Business Records (BR)

The Business Records Standards address the establishment of policies and procedures related to business operations. You must have in place written policies that address your standard operating procedures and how you manage revenues and expenses on an ongoing basis. Your policies must include how records are backed-up and how those records are recovered in a disaster. You must also demonstrate that appropriate measures have been taken to secure all records and permit prompt retrieval of information.

BR1

The business establishes and documents written policies and procedures that address business operations.

Tip–Business Operations


Your policies and procedures must be available to staff. Examples may include, but are not limited to, standard operating procedures and employee handbooks.

BR2

The business manages revenues and expenses on an ongoing basis according to generally accepted accounting principles.
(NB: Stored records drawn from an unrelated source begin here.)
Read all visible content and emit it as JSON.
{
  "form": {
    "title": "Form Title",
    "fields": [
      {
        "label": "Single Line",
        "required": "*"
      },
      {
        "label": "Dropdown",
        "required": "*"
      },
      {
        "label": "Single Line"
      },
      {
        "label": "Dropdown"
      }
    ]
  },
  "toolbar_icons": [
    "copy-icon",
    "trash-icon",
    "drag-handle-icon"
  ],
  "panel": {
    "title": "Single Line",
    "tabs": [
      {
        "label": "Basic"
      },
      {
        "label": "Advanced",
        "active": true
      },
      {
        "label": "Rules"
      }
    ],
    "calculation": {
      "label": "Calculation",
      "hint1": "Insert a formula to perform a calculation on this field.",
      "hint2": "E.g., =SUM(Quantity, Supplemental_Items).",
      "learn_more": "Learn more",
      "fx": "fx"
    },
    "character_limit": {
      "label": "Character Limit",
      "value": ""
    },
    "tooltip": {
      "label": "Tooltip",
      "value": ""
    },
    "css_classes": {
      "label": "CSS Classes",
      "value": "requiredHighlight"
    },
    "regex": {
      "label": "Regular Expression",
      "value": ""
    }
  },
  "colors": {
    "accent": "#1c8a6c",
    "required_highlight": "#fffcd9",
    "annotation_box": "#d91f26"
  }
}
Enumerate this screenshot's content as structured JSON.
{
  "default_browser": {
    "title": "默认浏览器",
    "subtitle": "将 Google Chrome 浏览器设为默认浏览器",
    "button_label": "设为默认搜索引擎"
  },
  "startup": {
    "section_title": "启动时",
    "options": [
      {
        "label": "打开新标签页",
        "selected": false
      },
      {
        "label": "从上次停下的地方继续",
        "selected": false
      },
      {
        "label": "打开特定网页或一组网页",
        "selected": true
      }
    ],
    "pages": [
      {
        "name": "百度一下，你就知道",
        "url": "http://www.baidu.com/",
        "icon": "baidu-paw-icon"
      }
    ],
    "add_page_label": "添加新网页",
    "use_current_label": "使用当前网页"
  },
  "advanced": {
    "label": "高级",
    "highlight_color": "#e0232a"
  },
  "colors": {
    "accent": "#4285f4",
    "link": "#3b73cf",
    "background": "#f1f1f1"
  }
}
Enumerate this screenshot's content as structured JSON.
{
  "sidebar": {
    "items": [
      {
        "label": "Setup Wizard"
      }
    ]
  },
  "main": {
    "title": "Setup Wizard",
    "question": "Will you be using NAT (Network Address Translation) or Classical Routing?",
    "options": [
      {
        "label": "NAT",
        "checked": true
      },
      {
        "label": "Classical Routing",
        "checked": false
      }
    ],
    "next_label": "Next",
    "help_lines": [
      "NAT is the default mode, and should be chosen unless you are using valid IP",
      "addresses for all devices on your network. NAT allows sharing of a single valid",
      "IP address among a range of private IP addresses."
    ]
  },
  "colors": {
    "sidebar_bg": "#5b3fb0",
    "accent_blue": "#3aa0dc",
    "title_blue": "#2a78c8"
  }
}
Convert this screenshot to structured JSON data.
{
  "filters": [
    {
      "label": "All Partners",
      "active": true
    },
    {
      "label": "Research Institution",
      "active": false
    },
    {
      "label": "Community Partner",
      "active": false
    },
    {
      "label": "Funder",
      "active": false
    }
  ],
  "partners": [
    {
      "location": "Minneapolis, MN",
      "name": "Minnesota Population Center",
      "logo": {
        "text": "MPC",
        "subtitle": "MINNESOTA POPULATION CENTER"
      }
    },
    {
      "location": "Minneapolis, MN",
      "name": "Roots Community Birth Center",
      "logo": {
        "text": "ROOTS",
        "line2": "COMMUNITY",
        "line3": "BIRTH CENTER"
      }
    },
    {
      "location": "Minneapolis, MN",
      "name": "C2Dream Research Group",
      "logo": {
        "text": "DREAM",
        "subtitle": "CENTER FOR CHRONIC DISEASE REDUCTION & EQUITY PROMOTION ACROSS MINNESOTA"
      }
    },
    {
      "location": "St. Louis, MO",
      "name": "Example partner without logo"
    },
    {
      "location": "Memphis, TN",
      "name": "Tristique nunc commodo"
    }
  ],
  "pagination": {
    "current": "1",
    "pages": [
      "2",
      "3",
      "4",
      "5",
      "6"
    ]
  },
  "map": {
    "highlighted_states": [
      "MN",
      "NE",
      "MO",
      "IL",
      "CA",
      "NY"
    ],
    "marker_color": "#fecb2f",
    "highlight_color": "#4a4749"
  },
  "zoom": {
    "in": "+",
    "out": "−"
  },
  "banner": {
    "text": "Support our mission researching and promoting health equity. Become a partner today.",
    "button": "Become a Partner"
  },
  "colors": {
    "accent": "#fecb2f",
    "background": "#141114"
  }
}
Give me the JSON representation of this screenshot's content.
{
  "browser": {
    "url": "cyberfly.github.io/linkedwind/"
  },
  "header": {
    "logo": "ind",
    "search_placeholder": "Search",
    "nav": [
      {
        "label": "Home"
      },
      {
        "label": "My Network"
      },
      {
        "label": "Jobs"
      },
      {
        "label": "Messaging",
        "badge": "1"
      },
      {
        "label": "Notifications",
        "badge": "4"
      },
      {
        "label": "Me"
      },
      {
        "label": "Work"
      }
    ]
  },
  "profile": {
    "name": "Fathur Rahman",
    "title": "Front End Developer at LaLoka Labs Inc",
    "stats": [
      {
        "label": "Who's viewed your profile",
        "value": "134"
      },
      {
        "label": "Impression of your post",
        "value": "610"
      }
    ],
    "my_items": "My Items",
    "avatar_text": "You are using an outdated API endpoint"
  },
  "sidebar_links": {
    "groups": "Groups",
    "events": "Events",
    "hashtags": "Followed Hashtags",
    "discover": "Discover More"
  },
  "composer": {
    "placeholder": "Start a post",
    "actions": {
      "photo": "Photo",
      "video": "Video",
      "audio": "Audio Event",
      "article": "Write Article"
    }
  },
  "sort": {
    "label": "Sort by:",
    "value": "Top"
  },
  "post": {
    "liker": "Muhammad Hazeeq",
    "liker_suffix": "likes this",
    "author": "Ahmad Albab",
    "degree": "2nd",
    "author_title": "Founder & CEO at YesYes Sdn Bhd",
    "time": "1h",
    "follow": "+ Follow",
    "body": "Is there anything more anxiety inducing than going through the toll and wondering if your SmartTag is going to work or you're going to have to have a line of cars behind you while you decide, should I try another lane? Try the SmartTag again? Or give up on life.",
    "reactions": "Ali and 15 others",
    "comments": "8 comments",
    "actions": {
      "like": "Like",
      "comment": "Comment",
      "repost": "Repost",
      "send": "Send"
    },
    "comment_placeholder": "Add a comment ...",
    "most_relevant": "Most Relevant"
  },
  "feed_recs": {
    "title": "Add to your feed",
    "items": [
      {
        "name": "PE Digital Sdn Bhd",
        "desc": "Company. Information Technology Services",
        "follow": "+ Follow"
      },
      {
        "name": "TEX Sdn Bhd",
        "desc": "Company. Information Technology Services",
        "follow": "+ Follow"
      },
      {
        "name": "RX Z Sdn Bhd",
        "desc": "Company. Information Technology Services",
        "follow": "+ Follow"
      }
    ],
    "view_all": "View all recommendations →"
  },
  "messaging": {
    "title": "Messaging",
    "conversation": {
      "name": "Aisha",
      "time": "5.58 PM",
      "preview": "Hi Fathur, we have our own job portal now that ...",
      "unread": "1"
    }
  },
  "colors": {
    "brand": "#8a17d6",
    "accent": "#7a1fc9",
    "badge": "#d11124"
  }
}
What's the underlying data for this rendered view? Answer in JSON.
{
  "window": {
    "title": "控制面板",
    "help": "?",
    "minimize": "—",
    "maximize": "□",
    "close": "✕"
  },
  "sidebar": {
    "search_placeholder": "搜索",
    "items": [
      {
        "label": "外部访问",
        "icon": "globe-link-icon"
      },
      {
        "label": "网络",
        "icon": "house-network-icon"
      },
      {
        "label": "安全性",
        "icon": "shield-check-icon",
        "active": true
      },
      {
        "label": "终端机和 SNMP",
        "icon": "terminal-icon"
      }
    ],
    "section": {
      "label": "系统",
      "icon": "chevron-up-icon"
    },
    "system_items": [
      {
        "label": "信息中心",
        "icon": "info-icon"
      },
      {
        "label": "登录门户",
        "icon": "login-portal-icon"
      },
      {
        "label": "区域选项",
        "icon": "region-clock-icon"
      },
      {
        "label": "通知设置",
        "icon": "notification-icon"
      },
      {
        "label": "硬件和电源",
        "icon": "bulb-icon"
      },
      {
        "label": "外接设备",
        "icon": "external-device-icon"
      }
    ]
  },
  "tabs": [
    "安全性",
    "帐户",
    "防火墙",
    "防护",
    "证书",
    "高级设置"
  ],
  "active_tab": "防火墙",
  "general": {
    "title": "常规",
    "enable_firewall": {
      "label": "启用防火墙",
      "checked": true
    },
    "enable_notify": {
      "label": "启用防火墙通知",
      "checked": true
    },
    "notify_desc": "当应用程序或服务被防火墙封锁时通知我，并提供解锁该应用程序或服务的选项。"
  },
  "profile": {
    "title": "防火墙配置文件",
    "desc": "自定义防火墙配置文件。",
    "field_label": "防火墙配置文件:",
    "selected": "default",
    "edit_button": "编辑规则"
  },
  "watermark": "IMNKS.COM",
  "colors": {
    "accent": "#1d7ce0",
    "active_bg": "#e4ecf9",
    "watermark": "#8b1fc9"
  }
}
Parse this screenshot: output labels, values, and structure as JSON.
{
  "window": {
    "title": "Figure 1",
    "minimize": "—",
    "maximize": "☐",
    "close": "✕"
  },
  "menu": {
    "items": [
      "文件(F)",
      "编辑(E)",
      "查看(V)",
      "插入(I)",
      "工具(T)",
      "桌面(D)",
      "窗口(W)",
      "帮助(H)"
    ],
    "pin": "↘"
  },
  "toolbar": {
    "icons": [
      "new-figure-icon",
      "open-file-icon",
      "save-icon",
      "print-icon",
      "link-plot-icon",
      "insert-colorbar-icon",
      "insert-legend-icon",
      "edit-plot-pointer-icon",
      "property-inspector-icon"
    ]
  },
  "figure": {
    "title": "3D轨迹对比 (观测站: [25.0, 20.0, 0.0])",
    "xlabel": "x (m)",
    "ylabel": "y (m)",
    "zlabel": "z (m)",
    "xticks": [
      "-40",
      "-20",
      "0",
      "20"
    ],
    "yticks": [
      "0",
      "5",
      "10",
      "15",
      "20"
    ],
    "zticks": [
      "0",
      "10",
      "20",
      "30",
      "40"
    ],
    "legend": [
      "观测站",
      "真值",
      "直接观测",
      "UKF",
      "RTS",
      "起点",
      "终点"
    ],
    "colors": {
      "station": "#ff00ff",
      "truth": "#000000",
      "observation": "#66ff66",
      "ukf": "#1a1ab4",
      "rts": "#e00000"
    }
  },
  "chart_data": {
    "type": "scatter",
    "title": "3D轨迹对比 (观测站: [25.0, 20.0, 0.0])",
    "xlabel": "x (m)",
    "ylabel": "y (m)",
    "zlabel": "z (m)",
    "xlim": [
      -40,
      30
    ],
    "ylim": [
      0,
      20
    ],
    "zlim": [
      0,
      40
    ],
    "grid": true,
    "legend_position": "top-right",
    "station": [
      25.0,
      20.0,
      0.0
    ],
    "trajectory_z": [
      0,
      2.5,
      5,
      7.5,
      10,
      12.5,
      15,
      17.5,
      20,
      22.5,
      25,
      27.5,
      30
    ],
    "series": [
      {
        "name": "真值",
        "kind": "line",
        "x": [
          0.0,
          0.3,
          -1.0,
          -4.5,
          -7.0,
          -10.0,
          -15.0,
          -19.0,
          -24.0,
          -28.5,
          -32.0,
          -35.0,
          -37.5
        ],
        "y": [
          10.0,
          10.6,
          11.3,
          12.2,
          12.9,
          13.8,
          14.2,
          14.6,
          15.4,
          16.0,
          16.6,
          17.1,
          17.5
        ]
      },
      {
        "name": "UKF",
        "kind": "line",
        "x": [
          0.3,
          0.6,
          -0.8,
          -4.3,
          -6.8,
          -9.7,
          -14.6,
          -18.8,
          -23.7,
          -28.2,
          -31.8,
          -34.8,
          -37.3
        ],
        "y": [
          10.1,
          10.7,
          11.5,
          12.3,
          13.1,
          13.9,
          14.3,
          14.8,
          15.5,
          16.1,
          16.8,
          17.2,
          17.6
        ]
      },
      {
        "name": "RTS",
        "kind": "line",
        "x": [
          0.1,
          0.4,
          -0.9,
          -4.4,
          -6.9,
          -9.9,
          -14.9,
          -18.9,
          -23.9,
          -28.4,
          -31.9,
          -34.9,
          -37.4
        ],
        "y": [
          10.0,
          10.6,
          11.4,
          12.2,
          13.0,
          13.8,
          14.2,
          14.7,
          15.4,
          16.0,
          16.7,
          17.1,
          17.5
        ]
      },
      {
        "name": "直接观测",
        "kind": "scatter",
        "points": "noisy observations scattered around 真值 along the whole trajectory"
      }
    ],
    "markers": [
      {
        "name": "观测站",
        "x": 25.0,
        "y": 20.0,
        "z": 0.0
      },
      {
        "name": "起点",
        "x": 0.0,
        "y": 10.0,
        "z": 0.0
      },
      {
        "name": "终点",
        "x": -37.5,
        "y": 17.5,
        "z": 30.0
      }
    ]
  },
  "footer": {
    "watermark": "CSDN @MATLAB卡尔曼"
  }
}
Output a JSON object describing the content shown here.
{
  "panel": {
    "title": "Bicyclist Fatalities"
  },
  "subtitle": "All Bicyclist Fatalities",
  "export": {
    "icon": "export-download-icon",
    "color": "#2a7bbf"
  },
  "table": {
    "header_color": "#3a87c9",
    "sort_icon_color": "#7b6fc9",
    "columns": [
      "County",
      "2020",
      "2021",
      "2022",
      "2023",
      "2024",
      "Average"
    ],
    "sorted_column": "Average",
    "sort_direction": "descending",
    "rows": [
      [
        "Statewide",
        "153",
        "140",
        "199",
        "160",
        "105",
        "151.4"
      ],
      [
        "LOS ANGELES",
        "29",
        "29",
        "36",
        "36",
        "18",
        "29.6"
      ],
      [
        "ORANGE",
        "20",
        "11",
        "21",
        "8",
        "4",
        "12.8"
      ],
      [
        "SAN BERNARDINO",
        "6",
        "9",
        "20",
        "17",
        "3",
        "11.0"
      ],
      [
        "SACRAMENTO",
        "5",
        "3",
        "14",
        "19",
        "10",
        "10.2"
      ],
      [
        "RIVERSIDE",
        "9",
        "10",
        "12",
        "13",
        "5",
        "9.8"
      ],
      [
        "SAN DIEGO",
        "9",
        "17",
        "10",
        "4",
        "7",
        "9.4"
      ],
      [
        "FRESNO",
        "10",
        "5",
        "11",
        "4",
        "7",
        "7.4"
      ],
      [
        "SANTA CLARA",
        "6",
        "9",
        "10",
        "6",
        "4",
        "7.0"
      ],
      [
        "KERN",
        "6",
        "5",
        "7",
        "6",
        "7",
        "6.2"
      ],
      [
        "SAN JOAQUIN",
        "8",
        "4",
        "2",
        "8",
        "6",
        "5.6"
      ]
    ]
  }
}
Tip–Managing Revenues and Expenses


The following are examples of compliance:

  • Your operating budget meets the needs of your business operations
  • You manage revenues and expenses on an ongoing basis • You use either a cash or accrual-based accounting practice for your business
  • Your records or financial accounts allow you to identify which specific items/devices were provided to specific customers

BR3

Business records are secure and permit prompt retrieval of information.

Tip–Information Access


You must have a secure and quickly accessible system for retrieving account, customer and purchasing information.

BR4

The business complies with the appropriate provisions and requirements of the Healthcare Insurance Portability and Accountability Act (HIPAA).

Tip–HIPAA


You should be knowledgeable of the many sections of HIPAA and its applicability to your business. Examples of compliance include:

  • Business Associate Agreements (BAA) are in place
  • HIPAA Privacy Rules in place
  • HIPAA Security Regulations are in place, as applicable
  • Customer records are stored appropriately
  • Access to Protected Health Information (PHI) is properly restricted
  • Computer and other system passwords are in place

BR5

Customer and production records are reasonably protected from all risks and appropriate measures are taken to maintain backups of customer data.

Tip–Record Protection


You must have written policies in place protecting your records from all risks such as theft, fire and/or natural disasters. Your policies must include how you successfully and efficiently back-up your records and how you would recover those records in the event of a disaster or theft.